NPD Restaurant Sales and Traffic

It'd be nice to say that consumers have been down so long it's beginning to look like up to them but it's not true. Consumers became more negative in August. The chart below of questions from NPD's The Economy Tracker showed that the lack of action on jobs is destroying consumer confidence.

NPD Economy Tracker August 2011

Reuter's/University of Michigan's consumer sentiment index is bouncing along the lows last seen in the depths of the 2007-8 recession.

Consumer Sentiment
We are not likely to hear from official sources any time soon that we are in recession. The National Bureau of Economic Research (NBER) calls
recessions but usually it takes them at least one year from the onset to declare. The consensus of economists never concludes that there is a recession even in the midst of one.

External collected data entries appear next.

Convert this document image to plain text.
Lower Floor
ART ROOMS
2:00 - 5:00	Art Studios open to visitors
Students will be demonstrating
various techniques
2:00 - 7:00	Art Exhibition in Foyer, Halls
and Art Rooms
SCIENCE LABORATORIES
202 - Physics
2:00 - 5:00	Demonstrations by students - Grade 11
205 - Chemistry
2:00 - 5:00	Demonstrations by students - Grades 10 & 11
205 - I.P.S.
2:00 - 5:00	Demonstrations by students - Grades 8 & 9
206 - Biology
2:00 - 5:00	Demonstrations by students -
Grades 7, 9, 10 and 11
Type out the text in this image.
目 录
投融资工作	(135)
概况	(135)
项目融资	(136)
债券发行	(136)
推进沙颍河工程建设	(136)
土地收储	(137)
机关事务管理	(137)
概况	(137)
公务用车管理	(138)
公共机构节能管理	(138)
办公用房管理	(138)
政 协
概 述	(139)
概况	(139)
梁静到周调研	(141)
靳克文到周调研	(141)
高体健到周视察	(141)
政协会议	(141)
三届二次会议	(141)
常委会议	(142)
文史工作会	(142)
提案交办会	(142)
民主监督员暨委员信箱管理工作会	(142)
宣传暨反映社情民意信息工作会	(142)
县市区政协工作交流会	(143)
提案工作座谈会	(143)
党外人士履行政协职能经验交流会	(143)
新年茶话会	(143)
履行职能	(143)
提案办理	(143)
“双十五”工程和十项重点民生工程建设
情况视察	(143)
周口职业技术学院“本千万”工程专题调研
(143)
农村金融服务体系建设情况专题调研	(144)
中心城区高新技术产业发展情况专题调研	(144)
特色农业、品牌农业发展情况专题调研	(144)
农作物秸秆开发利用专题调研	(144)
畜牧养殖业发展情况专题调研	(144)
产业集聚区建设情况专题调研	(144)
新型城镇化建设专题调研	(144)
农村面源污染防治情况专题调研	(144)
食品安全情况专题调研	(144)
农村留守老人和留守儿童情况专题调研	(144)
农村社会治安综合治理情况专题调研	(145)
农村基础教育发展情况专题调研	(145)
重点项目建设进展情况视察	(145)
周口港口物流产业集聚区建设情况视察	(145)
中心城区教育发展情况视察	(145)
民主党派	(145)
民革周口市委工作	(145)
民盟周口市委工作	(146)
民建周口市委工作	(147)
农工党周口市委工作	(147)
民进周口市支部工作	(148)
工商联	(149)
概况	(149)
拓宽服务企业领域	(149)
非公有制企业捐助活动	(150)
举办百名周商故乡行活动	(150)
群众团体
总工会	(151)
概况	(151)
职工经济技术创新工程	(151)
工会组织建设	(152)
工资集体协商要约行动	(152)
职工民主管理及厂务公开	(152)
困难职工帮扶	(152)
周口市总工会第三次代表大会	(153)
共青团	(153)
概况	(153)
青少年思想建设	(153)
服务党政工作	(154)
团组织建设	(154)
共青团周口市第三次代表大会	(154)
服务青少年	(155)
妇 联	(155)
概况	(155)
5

During normal recessions, the stock market has dropped between 2% and 45%. Today, we are not in a normal recession but rather a recession inside of a depression where history shows that the stock drops will be closer to 45% rather than 2%. There's a complete history of stock market action during recessions here.

The market is currently down 12% from its recent high. We're likely to have is a further 30% drop in the market over the next 6 to 8 months if no effective action is taken to increase economic activity. The likelihood of something coming out of the gridlocked United States government before the election is low so even the typical election year rally is questionable at this time.

Disclosure: I have no positions in any stocks mentioned, and no plans to initiate any positions within the next 72 hours.